Ed the undead read all over
2011-12-08 / Lifestyles
What does it take to be a published children’s author? According to Edward Kent of West Seneca, it’s much simpler than most people would expect.
West Seneca author writes zombie children’s book
“If you’ve got a laptop, are able to upload files, you can do it,” said Kent.
Kent had the idea to publish his own book after he began looking for ways to turn a manuscript by his late father into a professionally bound, hardcover reality.
After independently publishing his father’s book through Lulu.com, Kent realized that with his artistic talent and knowledge of children’s books — he’d read them to his daughter and two sons — he wouldn’t have a difficult time producing one of his own. Thus, the Zombie Ed series began.
Kent published his first book in 2010, titled “Zombie Ed Counts to 20!”
The series now includes other titles such as “Zombie Ed Knows His ABCs” and most recently, “Stop Bullying Me! I’m a Zombie. So What?” and Kent has begun to use the independent publishing site www.createspace.com. Zombie Ed, the protagonist of the series, is a young boy who is an atypical depiction of a zombie. “He’s not a scary-looking, brain-eating, blood-thirsty zombie,” said Kent. “He’s just depicted so that kids know that he’s different.”
Kent said he has always had a fascination with all things just a little spooky. Halloween is his favorite time of year, and he said he has always harbored a greater affinity for zombies than any of the other ghoulish characters of the season.
In his most recent work, using Ed as the victim of bullying just made sense, Kent says. Giving the character realistic features that singled him out to be picked on might have alienated some young readers or made them feel bad about themselves, he said.
“Ed is just a universal figure for being different,” said Kent.
The books themselves take roughly a week to write and illustrate, and Kent says he gained inspiration for his newest work after Williamsville North High School student Jamey Rodemeyer committed suicide in September after being bullied because of his sexual identity.
“I wanted to do something — lend a hand or help in some way,” said Kent. “I feel like up until that point people hadn’t thought about bullying enough.”
The book teaches its readers about the effects of schoolyard bullying in rhyme, which makes the lesson powerful, yet enjoyable.
After having published a streak of Zombie Ed books in the last year, Kent said he is going to give them a rest for a while and take time to work on a young adult novel that also features a zombie boy as its main character. Kent described it as a “young adult thriller romance.”
He hopes the book will be completed by early 2012.
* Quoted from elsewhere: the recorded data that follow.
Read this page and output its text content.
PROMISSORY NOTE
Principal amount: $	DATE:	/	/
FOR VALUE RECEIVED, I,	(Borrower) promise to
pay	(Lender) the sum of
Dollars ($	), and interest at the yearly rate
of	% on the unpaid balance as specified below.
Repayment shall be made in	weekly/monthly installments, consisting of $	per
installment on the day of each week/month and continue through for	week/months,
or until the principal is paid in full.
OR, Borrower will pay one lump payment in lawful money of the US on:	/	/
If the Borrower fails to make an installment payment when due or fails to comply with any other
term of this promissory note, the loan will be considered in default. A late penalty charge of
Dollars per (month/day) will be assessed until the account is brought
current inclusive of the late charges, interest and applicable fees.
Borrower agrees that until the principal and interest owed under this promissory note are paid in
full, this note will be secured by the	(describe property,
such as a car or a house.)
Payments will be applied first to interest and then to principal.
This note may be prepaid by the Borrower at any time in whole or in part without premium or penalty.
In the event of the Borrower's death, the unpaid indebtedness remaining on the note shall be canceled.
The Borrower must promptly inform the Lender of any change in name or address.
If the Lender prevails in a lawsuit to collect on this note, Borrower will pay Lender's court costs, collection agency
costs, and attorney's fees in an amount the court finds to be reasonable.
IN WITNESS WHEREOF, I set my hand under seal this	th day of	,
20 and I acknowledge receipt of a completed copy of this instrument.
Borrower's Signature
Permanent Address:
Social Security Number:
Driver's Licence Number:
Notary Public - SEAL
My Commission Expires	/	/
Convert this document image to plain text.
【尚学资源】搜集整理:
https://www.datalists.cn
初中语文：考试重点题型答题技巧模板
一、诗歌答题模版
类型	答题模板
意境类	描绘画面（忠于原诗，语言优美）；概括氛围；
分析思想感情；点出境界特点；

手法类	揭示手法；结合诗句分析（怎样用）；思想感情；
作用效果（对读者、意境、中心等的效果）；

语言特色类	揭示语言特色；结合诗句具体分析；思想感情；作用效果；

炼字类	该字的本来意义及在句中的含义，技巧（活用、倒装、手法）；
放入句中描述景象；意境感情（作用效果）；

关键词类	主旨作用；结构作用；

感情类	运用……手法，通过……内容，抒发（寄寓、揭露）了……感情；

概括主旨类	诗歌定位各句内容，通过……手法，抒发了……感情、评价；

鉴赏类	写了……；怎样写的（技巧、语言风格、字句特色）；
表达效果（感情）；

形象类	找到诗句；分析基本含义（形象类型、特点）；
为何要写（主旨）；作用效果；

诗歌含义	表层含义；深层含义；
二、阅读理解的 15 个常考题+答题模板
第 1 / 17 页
Kent will also be taking time to do some promoting of the Zombie Ed series, which will include a book signing from 1 to 3 p.m. Saturday, Dec. 17, at the Shoppe on Main, 2714 Main St. in
Some of the children’s books are available on Nook and Kindle and through Amazon.com, but Kent will also be talking with both local and chain bookstores to see if there is a place for Zombie Ed on their shelves.